- Born: February 11, 1906
- Died: August 14, 1979 (aged 73)
- Engineering career
- Institutions: American Philatelic Society Bureau Issues Association
- Projects: Bibliophile who accumulated one of the largest philatelic libraries, now located at the Smithsonian Institution's National Postal Museum.
- Awards: Luff Award APS Hall of Fame Lichtenstein Medal

= George Townsend Turner =

George Townsend Turner (February 11, 1906 – August 14, 1979) of Washington, D.C., was considered a leading philatelic bibliophile of his era, amassing a very large body of philatelic literature over his lifetime. He was the acting curator of the Smithsonian Institution's philatelic collection from 1959 until 1962 and was the owner of the largest private philatelic library ever assembled.

==Collecting interests==
Turner was particularly interested in United States revenue stamps and became an expert on the subject, publishing in 1974 "Essays and Proofs of United States Internal Revenue Stamps: A Compilation with Relative Prices."

Turner collected books and other periodicals and catalogs of philatelic literature and purchased large libraries of philatelic books, including the library of revenue collector William Carlos Stone, as well as the immense library of William Reynolds Ricketts.

==Philatelic activity==
Turner served philately in a number of ways.
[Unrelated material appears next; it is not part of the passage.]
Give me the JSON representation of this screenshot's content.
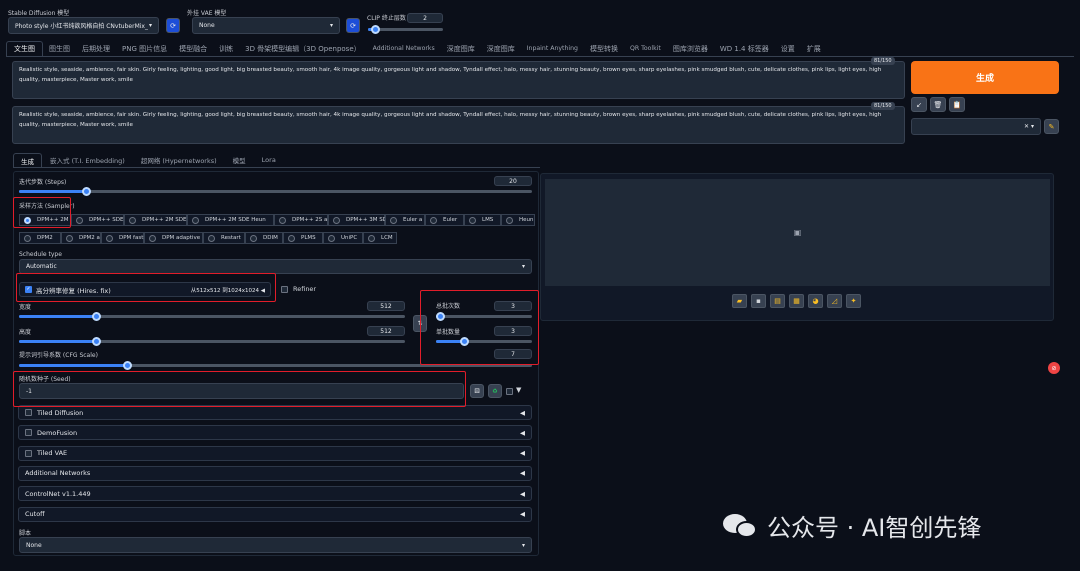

At the American Philatelic Society he was appointed to the board of directors; at the Smithsonian Institution he was the curator of philatelic collections; and, at the Bureau Issues Association (now the United States Stamp Society), he was the research philatelist. He was also very active in philatelic conventions, and, in 1966, when U.S. philatelic authorities declined to organize an international philatelic exhibition, Turner decided on his own to organize the Sixth International Philatelic Exhibition (SIPEX) in Washington, D.C.

==Honors and awards==
Numerous awards were given to Turner, including the Luff Award in 1976 for Outstanding Service to the Society, the Lichtenstein Medal in 1976, and in 1978 he signed the Roll of Distinguished Philatelists. In 1980 he was named to the American Philatelic Society Hall of Fame.

==Legacy==
The majority of Turner's massive library was bequeathed to the Smithsonian Institution where it now resides at the National Postal Museum in Washington, D.C. Through Turner's bequest, the Smithsonian Institution received over 3,000 books and related material which now forms the foundation of the Smithsonian National Postal Museum's library. Turner's collection includes his card catalog along with Ralph A. Kimble's subject index to many philatelic essays and articles which were published in the Philatelic Press, 1935–1950.